What are you actually paying for
Some firms sell advice, some sell software they are paid to place, and some sell hours. Ask plainly what the deliverable is and what it costs. If the answer is vague, or the recommendation always points to one product, treat that as a sign that the advice may not be neutral.
How they handle your data
AI work often means giving someone access to customer records, documents, or internal systems. Ask where your data goes, who can see it, and what happens to it when the work ends. A serious partner has a clear answer. If access is requested before that is settled, slow down.
Whether they will tell you not to buy
A good advisor will sometimes tell you to wait, use a tool you already own, or buy nothing. Ask for an example of when they told a client not to spend.
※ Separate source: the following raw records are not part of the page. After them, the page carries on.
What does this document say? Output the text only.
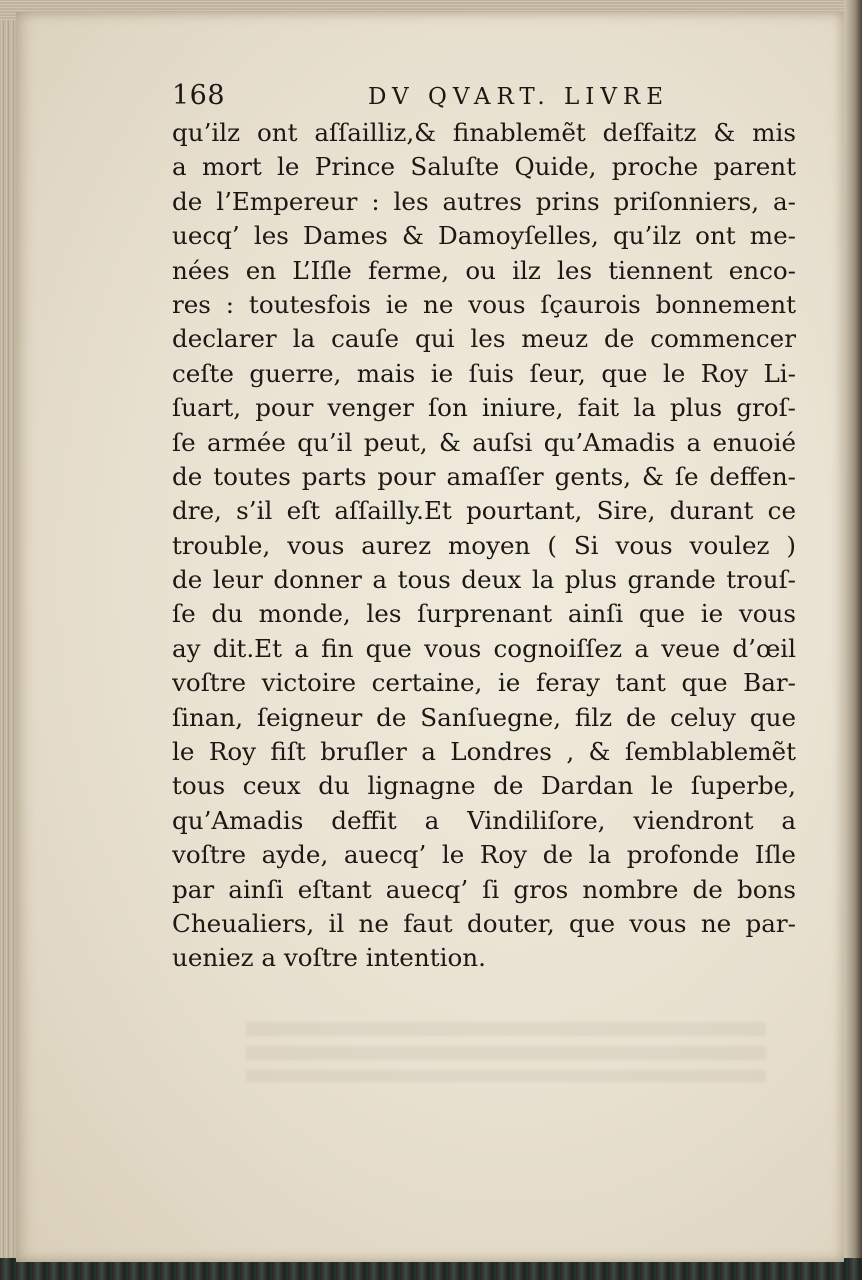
168	DV QVART. LIVRE
qu’ilz ont aſſailliz,& finablemẽt deſfaitz & mis
a mort le Prince Saluſte Quide, proche parent
de l’Empereur : les autres prins priſonniers, a-
uecq’ les Dames & Damoyſelles, qu’ilz ont me-
nées en L’Iſle ferme, ou ilz les tiennent enco-
res : toutesfois ie ne vous ſçaurois bonnement
declarer la cauſe qui les meuz de commencer
ceſte guerre, mais ie ſuis ſeur, que le Roy Li-
ſuart, pour venger ſon iniure, fait la plus groſ-
ſe armée qu’il peut, & auſsi qu’Amadis a enuoié
de toutes parts pour amaſſer gents, & ſe deffen-
dre, s’il eſt aſſailly.Et pourtant, Sire, durant ce
trouble, vous aurez moyen ( Si vous voulez )
de leur donner a tous deux la plus grande trouſ-
ſe du monde, les ſurprenant ainſi que ie vous
ay dit.Et a fin que vous cognoiſſez a veue d’œil
voſtre victoire certaine, ie feray tant que Bar-
ſinan, ſeigneur de Sanſuegne, filz de celuy que
le Roy fiſt bruſler a Londres , & ſemblablemẽt
tous ceux du lignagne de Dardan le ſuperbe,
qu’Amadis deffit a Vindiliſore, viendront a
voſtre ayde, auecq’ le Roy de la profonde Iſle
par ainſi eſtant auecq’ ſi gros nombre de bons
Cheualiers, il ne faut douter, que vous ne par-
ueniez a voſtre intention.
If every conversation ends in a purchase or a bigger project, the incentives may not be on your side.
What you are left with when they leave
Ask what you keep at the end: a written plan, documentation, working access, and the ability to run things without them. Help that leaves you dependent on the provider for every small change is a cost that keeps growing after the invoice is paid.
The short version
- Ask what the deliverable is and what it costs, in plain terms.
- Settle data access and handling before you grant anything.
- A good advisor will sometimes tell you not to buy.
- Make sure you keep a plan and working access when they leave.
- Be wary when every answer points to one product.